Brak stosownej zgody potwierdził też Jan Żurawski, przedstawiciel służewieckiego toru. – Z naszej strony nigdy taka zgoda nie została wydana – zapewnia Żurawski.
W niedzielnym oświadczeniu firmy Adidas można było przeczytać, że to właśnie właściciel muru zgłosił się do domu mediowego i zaproponował wykorzystanie go pod reklamę. – To kłamstwo – skomentował krótko Piotr Gawron, rzecznik prasowy Totalizatora.
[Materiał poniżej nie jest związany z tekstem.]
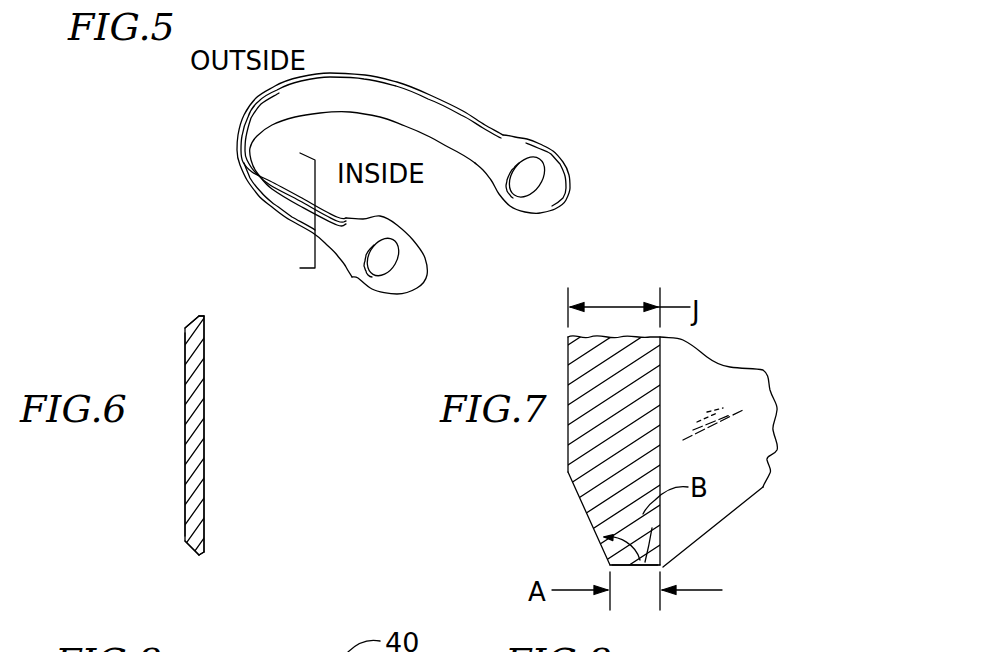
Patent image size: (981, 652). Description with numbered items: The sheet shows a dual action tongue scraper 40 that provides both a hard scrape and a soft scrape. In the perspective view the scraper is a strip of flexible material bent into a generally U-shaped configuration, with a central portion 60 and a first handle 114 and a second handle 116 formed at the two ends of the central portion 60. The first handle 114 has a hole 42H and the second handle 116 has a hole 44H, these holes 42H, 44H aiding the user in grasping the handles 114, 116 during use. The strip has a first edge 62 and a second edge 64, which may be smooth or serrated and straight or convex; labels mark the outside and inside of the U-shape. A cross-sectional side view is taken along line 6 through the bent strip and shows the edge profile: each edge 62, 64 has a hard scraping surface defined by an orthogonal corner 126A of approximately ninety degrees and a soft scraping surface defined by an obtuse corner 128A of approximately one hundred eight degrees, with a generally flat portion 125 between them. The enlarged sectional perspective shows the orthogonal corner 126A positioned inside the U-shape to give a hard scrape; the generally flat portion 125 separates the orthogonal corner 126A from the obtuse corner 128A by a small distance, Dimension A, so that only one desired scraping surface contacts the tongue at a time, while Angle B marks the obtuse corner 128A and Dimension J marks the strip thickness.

In FIG. 5, the dual action tongue scraper 40 is at (395, 66).
In FIG. 6, the dual action tongue scraper 40 is at (217, 432).
In FIG. 7, the dual action tongue scraper 40 is at (692, 292).
In FIG. 5, the second edge 64 is at (443, 104).
In FIG. 6, the second edge 64 is at (190, 312).
In FIG. 5, the first edge 62 is at (388, 117).
In FIG. 6, the first edge 62 is at (230, 568).
In FIG. 7, the first edge 62 is at (675, 602).
In FIG. 5, the central portion 60 is at (238, 134).
In FIG. 5, the obtuse corner 128A is at (248, 106).
In FIG. 6, the obtuse corner 128A is at (195, 322).
In FIG. 7, the obtuse corner 128A is at (610, 565).
In FIG. 6, the orthogonal corner 126A is at (203, 316).
In FIG. 7, the orthogonal corner 126A is at (663, 566).
In FIG. 6, the generally flat portion 125 is at (199, 316).
In FIG. 7, the generally flat portion 125 is at (660, 523).
In FIG. 5, the first handle 114 is at (550, 142).
In FIG. 5, the second handle 116 is at (384, 292).
In FIG. 5, the hole 42H is at (560, 187).
In FIG. 5, the hole 44H is at (397, 258).
In FIG. 5, the section line 6 is at (290, 200).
Albo usuną ogrodzenie, albo kara
Przy ul. Puławskiej pojawili się też inspektorzy Zarządu Dróg Miejskich. Jak mówi rzeczniczka ZDM Urszula Nelken, Adidas nie występował do drogowców o zgodę na zajęcie chodnika. - Na miejscu była nasza kontrola, zrobiliśmy zdjęcia. Poinformujemy firmę, że nasze zezwolenie było wymagane i zwrócimy się o usunięcie barierek - informuje Nelken.
Adidas, jeśli nie chce zapłacić kary, będzie miał 24 godziny na ich zabranie. W portalu społecznościowym Facebook pojawiła się informacja, że po południu zaczęło się usuwanie płotu.
Przedstawiciele firmy odzieżowej nie ustosunkowali się jednak do sytuacji - od rana są nieuchwytni. Sprawy nie chce komentować też dom mediowy odpowiedzialny za kampanię.